Oil futures rose sharply on Wednesday after US government data revealed a sixth consecutive weekly decline in domestic crude supplies, as well as a more than 10 million barrels rise in gasoline inventories.
“The gross print was a little less than expected, [but] we saw a telltale build in gasoline and a really big build, “at the delivery center in Cushing, Oklahoma, Tariq Zahir, managing member of Tyche Capital Advisors, told MarketWatch.
“At this time of year we usually see drawdowns in the crude and also builds in product markets for tax reasons,” he explained. This tax is assessed based on the volume and price of crude oil inventories, so oil companies are looking to get rid of these taxable assets off their books as the end of the year approaches.
The Energy Information Administration said on Wednesday that U.S. crude inventories fell 2.1 million barrels for the week ending Dec.31. This was the sixth consecutive weekly decline. On average, analysts were forecasting a drop of 4.4 million barrels, according to a survey by S&P Global Platts.
The American Petroleum Institute reported Tuesday night that U.S. crude supplies fell 6.4 million barrels last week.
The EIA, however, also reported weekly increases in inventories of 10.1 million barrels for gasoline and 4.4 million barrels for distillates. The numbers were well above the average of 1.9 million barrels each for the gasoline and distillate grades predicted by analysts polled by S&P Global Platts.
Crude West Texas Intermediate for delivery in February CL00,
rose $ 1.43, or 1.9%, to $ 78.42 a barrel on the New York Mercantile Exchange. March Brent gross BRN00,
the global benchmark, rose $ 1.37, or 1.7%, to $ 81.37 a barrel, following Tuesday’s highest for a first-month contract since Nov. 25.
“The current theme of moderate imports from the US Gulf Coast due to ad valorem tax considerations…, to Kpler.
The market, however, has also seen “a massive surge in gasoline inventories as implied demand plummeted after the pre-holiday ramp-up,” he said in comments via email.
In the exchanges of Wednesday, February gasoline RBG22,
was trading at $ 2.304 per gallon, up 1.2%, while heating oil HOG22, in February,
rose 1.7% to $ 2.451 per gallon.
Crude inventories at the Cushing, Oklahoma, Nymex delivery center edged up 2.6 million barrels last week, the EIA reported, although total national oil production was unchanged at 11.8 million. barrels per day.
Crude supplies to the U.S. Strategic Petroleum Reserve fell 1.3 million barrels for the week to 593.7 million barrels, according to EIA data.
Crude prices had soared on Tuesday after the Organization of the Petroleum Exporting Countries and its allies – known together as OPEC + – held out their plans to increase production by 400,000 barrels per day in February. .
“The move to OPEC + reassures the market as it indicates that it is confident about the outlook for demand in the coming months,” said Warren Patterson, head of commodities strategy at ING, in a note.

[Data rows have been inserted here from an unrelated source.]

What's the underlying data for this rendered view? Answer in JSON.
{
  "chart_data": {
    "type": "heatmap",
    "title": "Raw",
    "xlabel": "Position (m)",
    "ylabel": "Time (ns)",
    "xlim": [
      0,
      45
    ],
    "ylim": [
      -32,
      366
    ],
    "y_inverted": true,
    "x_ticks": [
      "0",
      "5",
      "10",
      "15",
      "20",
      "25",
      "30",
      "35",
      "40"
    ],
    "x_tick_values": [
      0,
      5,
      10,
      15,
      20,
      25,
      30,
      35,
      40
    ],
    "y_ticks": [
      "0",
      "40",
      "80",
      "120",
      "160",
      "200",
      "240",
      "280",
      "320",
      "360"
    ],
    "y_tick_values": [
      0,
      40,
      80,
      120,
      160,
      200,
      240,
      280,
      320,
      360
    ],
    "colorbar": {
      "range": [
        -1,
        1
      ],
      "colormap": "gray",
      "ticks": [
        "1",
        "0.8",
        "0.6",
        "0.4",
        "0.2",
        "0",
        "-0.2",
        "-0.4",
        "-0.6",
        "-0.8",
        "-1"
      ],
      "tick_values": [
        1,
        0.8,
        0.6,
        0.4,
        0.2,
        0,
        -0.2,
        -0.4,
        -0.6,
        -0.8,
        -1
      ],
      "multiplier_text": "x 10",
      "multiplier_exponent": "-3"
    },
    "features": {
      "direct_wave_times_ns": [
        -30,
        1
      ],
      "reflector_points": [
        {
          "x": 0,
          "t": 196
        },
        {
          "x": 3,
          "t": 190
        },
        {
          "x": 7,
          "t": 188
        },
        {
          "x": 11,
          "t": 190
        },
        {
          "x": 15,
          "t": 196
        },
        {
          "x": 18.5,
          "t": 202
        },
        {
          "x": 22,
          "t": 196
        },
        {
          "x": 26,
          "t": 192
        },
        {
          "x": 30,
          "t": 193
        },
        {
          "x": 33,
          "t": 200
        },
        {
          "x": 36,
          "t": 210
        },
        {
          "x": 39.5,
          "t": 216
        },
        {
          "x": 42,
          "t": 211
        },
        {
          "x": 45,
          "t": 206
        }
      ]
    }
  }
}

As oil rebounded from the selloff sparked by the discovery of the omicron variant of the coronavirus that causes COVID-19 in late November, the market may not have come out of the woods, he said. China has put a second city – Yuzhou, with a population of 1.1 million – under lockdown after discovering three asymptomatic cases of COVID-19. Xi’an’s 13 million residents have been under lockdown restrictions since December 23.
“Clearly, China continues to pursue its zero COVID policy and if we were to see more widespread lockdowns nationwide, that would be a concern for oil demand,” Patterson said.
Meanwhile, from a seasonal perspective, “we are in a period of low demand coupled with the implementation of new COVID restrictions [so] we think crude might see some weakness in the days and weeks to come, ”Zahir said.
Read: Failure of China’s zero-COVID policy tops 2022 geopolitical risk list: Eurasia Group
In other Nymex transactions, February natural gas NGG22,
was trading at $ 3.814 per million British thermal units, up 2.6%.